如果对于数组中出现的任意a[i],aj,其中a[i]==a[j],在进行排序以后a[i]一定出现在a[j]之前,则认为该排序是稳定的。
某高校招生办得到一份成绩列表,上面记录了考生名字和考生成绩。并且对其使用了某排序算法按成绩进行递减排序。现在请你判断一下该排序算法是否正确,如果正确的话,则判断该排序算法是否为稳定的。
Input
本题目包含多组输入,请处理到文件结束。
对于每组数据,第一行有一个正整数N(0<N<300),代表成绩列表中的考生数目。
接下来有N行,每一行有一个字符串代表考生名字(长度不超过50,仅包含’a’~‘z’),和一个整数代表考生分数(小于500)。其中名字和成绩用一个空格隔开。
再接下来又有N行,是上述列表经过某排序算法以后生成的一个序列。格式同上。
Output
对于每组数据,如果算法是正确并且稳定的,就在一行里面输出"Right"。如果算法是正确的但不是稳定的,就在一行里面输出"Not Stable",并且在下面输出正确稳定排序的列表,格式同输入。如果该算法是错误的,就在一行里面输出"Error",并且在下面输出正确稳定排序的列表,格式同输入。
注意,本题目不考虑该排序算法是错误的,但结果是正确的这样的意外情况。
Sample Input
3
aa 10
bb 10
cc 20
cc 20
bb 10
aa 10
3
aa 10
bb 10
cc 20
cc 20
aa 10
bb 10
3
aa 10
bb 10
cc 20
aa 10
bb 10
cc 20
Sample Output
Not Stable
cc 20
aa 10
bb 10
Right
Error
cc 20
aa 10
bb 10
题解
如果对于数组中出现的任意a[i],aj,其中a[i]==a[j],在进行排序以后a[i]一定出现在a[j]之前,则认为该排序是稳定的。记录一下进入顺序就好了
代码
#include<stdio.h>
#include<algorithm>
#include<string.h>
using namespace std;
struct node{
char a[50];
int b;
int c;
}A[305],B[305];
int cmp(node x,node y){
if(x.b == y.b)
return x.c<y.c;
else
return x.b > y.b;
}
int main(){
int n;
while(scanf("%d",&n)==1){
for(int i=0;i<n;i++){
scanf("%s %d",&A[i].a,&A[i].b);
A[i].c = i;
}
sort(A,A+n,cmp);
// for(int i=0;i<n;i++)
// printf("%s %d\n",A[i].a,A[i].b);
for(int i=0;i<n;i++)
scanf("%s %d",&B[i].a,&B[i].b);
int flag=0;
for(int i=0;i<n;i++)
if(A[i].b!=B[i].b){
flag+=1;
break;} //sort is right or no
for(int i=0;i<n;i++)
if(strcmp(A[i].a,B[i].a)!=0){
flag+=2;
break;} //sort is stable or no
if(flag==0)
printf("Right\n");
else if(flag==1 || flag==3){
printf("Error\n");
for(int i=0;i<n;i++)
printf("%s %d\n",A[i].a,A[i].b);
}
else if(flag==2){
printf("Not Stable\n");
for(int i=0;i<n;i++)
printf("%s %d\n",A[i].a,A[i].b);
}
}
return 0;
}
1005 FatMouse’ Trade
题目
Problem Description
FatMouse prepared M pounds of cat food, ready to trade with the cats guarding the warehouse containing his favorite food, JavaBean.
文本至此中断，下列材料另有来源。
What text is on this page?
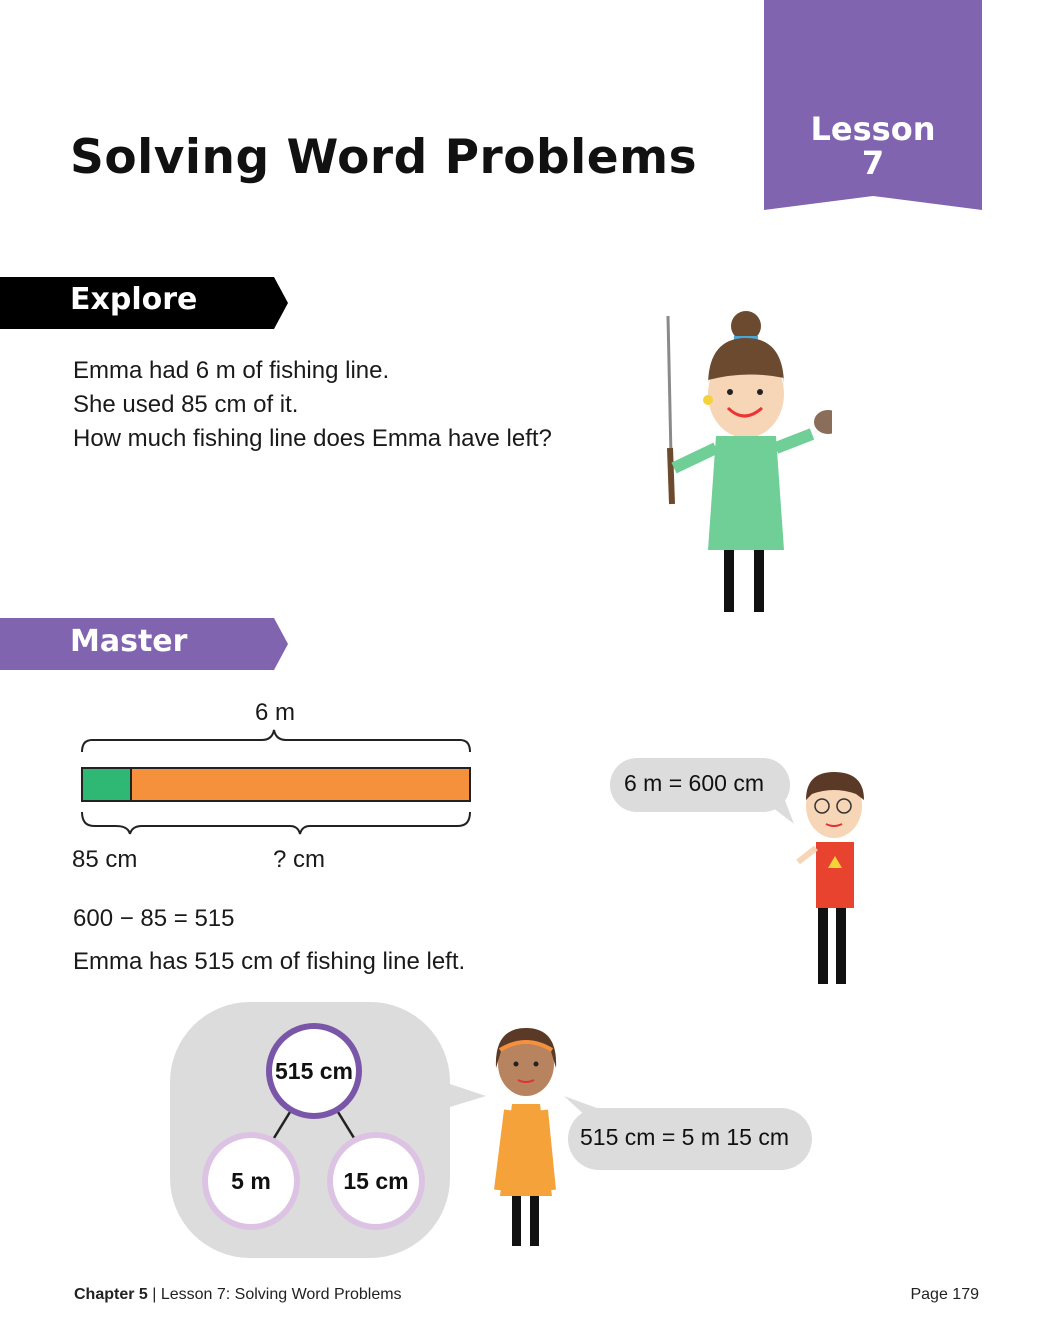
Lesson
7
Solving Word Problems
Explore
Emma had 6 m of fishing line.
She used 85 cm of it.
How much fishing line does Emma have left?
Master
6 m
85 cm	? cm
600 − 85 = 515
Emma has 515 cm of fishing line left.
6 m = 600 cm
515 cm
5 m	15 cm
515 cm = 5 m 15 cm
Chapter 5 | Lesson 7: Solving Word Problems	Page 179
The warehouse has N rooms. The i-th room contains J[i] pounds of JavaBeans and requires F[i] pounds of cat food. FatMouse does not have to trade for all the JavaBeans in the room, instead, he may get J[i]* a% pounds of JavaBeans if he pays F[i]* a% pounds of cat food. Here a is a real number. Now he is assigning this homework to you: tell him the maximum amount of JavaBeans he can obtain.
Input
The input consists of multiple test cases. Each test case begins with a line containing two non-negative integers M and N. Then N lines follow, each contains two non-negative integers J[i] and F[i] respectively. The last test case is followed by two -1’s. All integers are not greater than 1000.
Output
For each test case, print in a single line a real number accurate up to 3 decimal places, which is the maximum amount of JavaBeans that FatMouse can obtain.
Sample Input
5 3
7 2
4 3
5 2
20 3
25 18
24 15
15 10
-1 -1
Sample Output
13.333
31.500
题解
题意
老鼠用猫食物换取自己最喜爱的食物javaBean的过程,当然换取的最终结果是保证最后的JavaBean是最多的,而且是当自己手中的猫食物小于每个仓库所需交换的猫食物时候,可以手中有多少就交换多少。
思路
按照每个仓库javaBean最大的比率排序才能保证最后的交换的javaBean是最大的
代码
#include <iostream>
#include<algorithm>
#include<iomanip>
using namespace std;
//定义输入仓库的结构体
struct trade
{
int javaBean;//代表J
int cat_food;//代表F
double rate;//J和F的比率
};
/*
调用sort排序函数,,因为最后结果要求获得最大的javaBean,所以 按照J与F比值大小排序
比值相等则按照JavaBean大小排序
*/
bool bigger(trade a,trade b)
{
if(a.rate==b.rate)return a.javaBean>b.javaBean;
else return a.rate>b.rate;
}
int main(void)
{
int M,N,temp;
double total_javaBean=0.0;//最后的javaBean总数
trade *input_trade;
while(cin>>M>>N)
{
//M,N都为-1结束
if(M==-1&&N==-1)break;
input_trade=new trade[N];
//输入仓库情况
for(int i=0;i<N;i++)
{
cin>>input_trade[i].javaBean>>input_trade[i].cat_food;
input_trade[i].rate=(double)input_trade[i].javaBean/input_trade[i].cat_food;
}
//对各个仓库按照单位javaBean大小排序
sort(input_trade,input_trade+N,bigger);
temp=M;
for(int j=0;j<N;j++)
{ //剩下的猫食物比仓库所需的猫食物多时,JavaBean总数就直接相加,剩下的猫食物相应减少
if(temp>=input_trade[j].cat_food)
{
total_javaBean+=input_trade[j].javaBean;
temp-=input_trade[j].cat_food;
}else
{
//当剩下猫食物小于仓库所需的,那么就按照比例去取,然后直接跳出循环
total_javaBean+=((double)temp/input_trade[j].cat_food)*input_trade[j].javaBean;
break;
}
}
//格式输出
cout <<setiosflags(ios::fixed)<<setprecision(3)<<total_javaBean<< endl;
total_javaBean=0;
delete input_trade;
}
return 0;
}
1006 Tian Ji – The Horse Racing
题目
Problem Description
Here is a famous story in Chinese history.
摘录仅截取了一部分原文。